Forager, Amy Rankine.
Forager, Amy Rankine.

In a nutshell, Forager Amy Rankine: ‘I eat seasonal wild foods when I am at home, but I can’t stand onions’

Amy Rankine is a forager based in central Scotland and has been delivering walks and workshops for eight years. In 2023 she took part in the Wildbiome Project, eating only wild food for three months as part of a study on its impact on the gut microbiome. 

 

What’s the closest thing you have to a signature dish:  

I love building a meal around a seasonal quiche. In the spring, hogweed, sow thistle and willowherb shoots, garnished with peppery honesty flowers; in the autumn with ceps, chanterelles and saffron milkcaps; plenty of pickles on the side and generous wedge of sourdough.  

Describe your style of cuisine in ten words:  

Rustic and a bit wild. 

Best and/or most memorable meal you’ve ever eaten: 

There is no meal like the community dinners at an association of foragers meet-up – think wild spiced curries, chocolate covered caramel mushrooms, acorn cakes and fly agaric chow buns. The combination of creativity and camaraderie is what makes it so very special.  
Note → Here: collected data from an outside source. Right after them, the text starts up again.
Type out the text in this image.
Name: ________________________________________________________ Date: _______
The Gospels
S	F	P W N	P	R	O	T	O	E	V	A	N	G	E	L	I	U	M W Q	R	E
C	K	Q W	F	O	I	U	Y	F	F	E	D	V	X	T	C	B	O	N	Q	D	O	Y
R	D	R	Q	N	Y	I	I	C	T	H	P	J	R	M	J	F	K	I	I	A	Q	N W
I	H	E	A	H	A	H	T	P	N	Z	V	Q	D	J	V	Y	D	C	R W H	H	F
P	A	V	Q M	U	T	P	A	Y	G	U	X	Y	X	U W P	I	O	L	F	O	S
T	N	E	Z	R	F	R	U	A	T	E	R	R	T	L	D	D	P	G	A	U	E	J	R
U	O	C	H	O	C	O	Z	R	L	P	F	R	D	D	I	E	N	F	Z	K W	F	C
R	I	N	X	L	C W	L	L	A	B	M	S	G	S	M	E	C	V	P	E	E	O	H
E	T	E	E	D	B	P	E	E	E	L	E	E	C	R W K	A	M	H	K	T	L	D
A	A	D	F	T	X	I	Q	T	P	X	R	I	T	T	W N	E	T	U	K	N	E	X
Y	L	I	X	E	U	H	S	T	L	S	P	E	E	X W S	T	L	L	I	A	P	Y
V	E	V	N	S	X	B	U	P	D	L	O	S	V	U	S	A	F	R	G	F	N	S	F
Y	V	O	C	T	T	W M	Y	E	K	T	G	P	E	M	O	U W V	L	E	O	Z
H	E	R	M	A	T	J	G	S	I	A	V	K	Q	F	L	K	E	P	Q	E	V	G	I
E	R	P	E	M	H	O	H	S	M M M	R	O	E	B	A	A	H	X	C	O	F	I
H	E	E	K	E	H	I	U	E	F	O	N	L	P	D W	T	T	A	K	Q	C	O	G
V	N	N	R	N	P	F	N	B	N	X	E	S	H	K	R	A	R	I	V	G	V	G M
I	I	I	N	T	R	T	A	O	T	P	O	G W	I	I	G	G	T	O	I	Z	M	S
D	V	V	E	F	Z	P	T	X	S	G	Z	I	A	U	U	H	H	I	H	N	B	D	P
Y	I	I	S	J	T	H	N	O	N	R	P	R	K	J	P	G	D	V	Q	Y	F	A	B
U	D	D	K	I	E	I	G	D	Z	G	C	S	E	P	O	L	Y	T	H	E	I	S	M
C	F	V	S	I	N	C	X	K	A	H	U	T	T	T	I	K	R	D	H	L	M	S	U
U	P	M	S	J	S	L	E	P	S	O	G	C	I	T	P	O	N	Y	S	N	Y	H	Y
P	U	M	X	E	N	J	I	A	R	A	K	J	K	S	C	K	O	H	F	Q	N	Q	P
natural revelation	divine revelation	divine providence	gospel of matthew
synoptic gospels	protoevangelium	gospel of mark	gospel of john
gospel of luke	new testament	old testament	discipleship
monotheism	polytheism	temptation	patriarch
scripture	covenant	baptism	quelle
Worst/weirdest thing you’ve ever eaten:  

Squirrel kebabs? Guinea pig? Sea anemone? None of these things are either weird or bad, but certainly culturally situated, and it is only by us sitting outside of its cultural base that makes the idea strange.  

Worst thing you’ve ever cooked:  

Chicken of the woods and dandelion root flatbread. This did not work out. 

What’s the dish that you’re most proud of having cooked:  

Egg-fried sea spaghetti. Whilst on the wild microbiome diet, figuring out how to make a completely wild version of egg fried rice, using sea spaghetti ‘rice’, blueberries, wild mushrooms as well as green vegetables like hogweed and nettle.  

Favourite ingredient:

Hogweed salt.

Your go-to recipe book:  

Ferment Everything by (the other) Andy Hamilton 

What other country’s cuisine really excites and intrigues you?  

Japan. I use a lot of inspiration particularly around fermentation.  

Most you’ve ever paid for a meal:  

£120 as a rare treat. I don’t have a lot of disposable income, so generally if I eat out it is a much more modest sum. 

Your favourite Scottish chef:  

Rupert Waites (Buck and Birch). 

Favourite chef outside Scotland:  

Craig Worrall.

Who taught you to cook or ignited your passion for food as a youngster:  

My Aunt Ruby, who was also my cooking teacher at high school.

Most important lesson a young chef can learn:  

Adaptability/flexibility in the kitchen.

What do you eat when you’re at home:  

Seasonal wild foods, a lot of game and fish, ferments, all in generally too large quantities.  

Celebrity guest or your perfect dinner party – who would you most like to cook for:  

I’ve once accidentally fed Prue Leith.

Tell me a something about you that virtually no-one knows:  

I can’t stand onions. People know this, but there seems to always be some selective forgetting when I come over for dinner… 

What’s your favourite wine?  

A Gose, which is a salted sour beer, and would pair wonderfully with a fish dish or cut through a sweet dish. I think we don’t use beer enough in a culinary sense, and there are great breweries in Scotland which we should be singing about. 

Your spirit of choice?  

Gin – I particularly like Colonsay gin who forage all their botanicals by hand on the island. 

Do you play music in the kitchen and, if so, what’s your go-to track or artist:  

I’m more of a podcast, where I can let my mind wander as I work. 

 

Amy Rankine will educate attendees on wild produce and how vegetables, fruits and herbs can be utilised and fermented in the ‘kitchen’ at this year’s Game & Wildlife Conservation Trust Scottish Game Fair event which takes place from 5 – 7 July at Perthshire’s Scone Palace.